MP questiona cobrança de serviços particulares em conta da Cemig

Paula Takahashi - Estado de Minas Sandra Kiefer - Estado de Minas

Publicação: 11/02/2010 06:24

A Promotoria de Justiça de Defesa do Consumidor de Minas Gerais quer saber por que mais de 300 mil contas de luz estão sendo usadas indevidamente para a cobrança de serviços de particulares, como clubes de lazer, planos de saúde e até funerárias. Em dezembro, foi impetrada ação civil pública na 1ª Vara Estadual da Fazenda Pública contra a Cemig pedindo explicações sobre os contratos firmados com particulares para “desconto em conta” da concessionária de energia elétrica. Alguns deles têm vigência até 2013, segundo o Ministério Público. O MP entende que, ao fazer a cobrança conjunta, a concessionária de energia elétrica está sujeitando indiretamente os consumidores ao corte de luz, serviço de caráter essencial. “A Cemig tornou-se a cobradora dos sonhos de qualquer empresa. Se o cliente não pagar a dívida, fica sem luz. Se a moda pega, daqui a pouco teremos financeiras e bancos cobrando na conta de luz. É um absurdo”, compara o autor da ação, José Antônio Baêta de Melo Cançado. Pelo Código de Defesa do Consumidor (CDC), a prática é abusiva. Primeiro, porque não está redigida no contrato firmado entre a operadora e o cliente. Segundo, por ameaçar o cliente de ter o fornecimento de energia elétrica interrompido em caso de inadimplência, o que configura vantagem manifestamente abusiva de parte da empresa contra o cliente, proibida no artigo 39 do CDC.
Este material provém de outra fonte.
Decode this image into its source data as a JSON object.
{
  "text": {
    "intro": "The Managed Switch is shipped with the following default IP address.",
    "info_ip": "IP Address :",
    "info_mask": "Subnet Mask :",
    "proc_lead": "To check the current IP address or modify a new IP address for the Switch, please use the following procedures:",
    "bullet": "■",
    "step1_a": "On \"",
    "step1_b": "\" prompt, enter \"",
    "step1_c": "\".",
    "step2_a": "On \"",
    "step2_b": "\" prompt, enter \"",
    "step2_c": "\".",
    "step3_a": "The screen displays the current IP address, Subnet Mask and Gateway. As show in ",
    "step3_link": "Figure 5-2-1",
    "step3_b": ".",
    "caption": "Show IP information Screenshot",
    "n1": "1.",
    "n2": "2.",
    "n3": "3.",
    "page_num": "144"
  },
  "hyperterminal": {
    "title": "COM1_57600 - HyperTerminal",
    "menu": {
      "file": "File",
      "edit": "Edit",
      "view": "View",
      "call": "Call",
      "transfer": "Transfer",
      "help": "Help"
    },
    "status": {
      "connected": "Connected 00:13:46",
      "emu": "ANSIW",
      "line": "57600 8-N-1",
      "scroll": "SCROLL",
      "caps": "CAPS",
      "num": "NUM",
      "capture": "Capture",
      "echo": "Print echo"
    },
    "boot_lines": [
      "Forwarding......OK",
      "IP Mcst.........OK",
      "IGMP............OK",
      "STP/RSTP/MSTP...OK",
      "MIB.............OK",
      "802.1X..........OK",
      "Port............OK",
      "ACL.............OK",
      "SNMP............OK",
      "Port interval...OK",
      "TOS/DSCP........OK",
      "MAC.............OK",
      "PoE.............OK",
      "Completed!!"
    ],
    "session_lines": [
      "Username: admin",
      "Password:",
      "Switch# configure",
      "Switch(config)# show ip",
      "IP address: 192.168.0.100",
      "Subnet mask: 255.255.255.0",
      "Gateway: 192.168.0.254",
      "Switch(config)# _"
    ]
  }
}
Listagem em poder da Assembleia Legislativa de Minas Gerais mostra que 60 das 103 são entidades cadastradas com “desconto em conta” na Cemig para prestação de serviços particulares. As outras são instituições sem fins lucrativos, que aceitam o pagamento de donativos cobrados na fatura. O gerente de vendas do Tangará Country Clube de Uberlândia, no Triângulo Mineiro, informou que, desde que adotaram a cobrança na conta de luz, a inadimplência foi reduzida abruptamente. "Caiu 98%. Agora a maioria das pessoas paga em dia. Os outros 2% são de outros tipos de cobranças", garante o gerente do clube, que, há cinco anos, passou a cobrar a mensalidade de R$ 41 prioritariamente por meio da conta de luz ou no cartão de crédito.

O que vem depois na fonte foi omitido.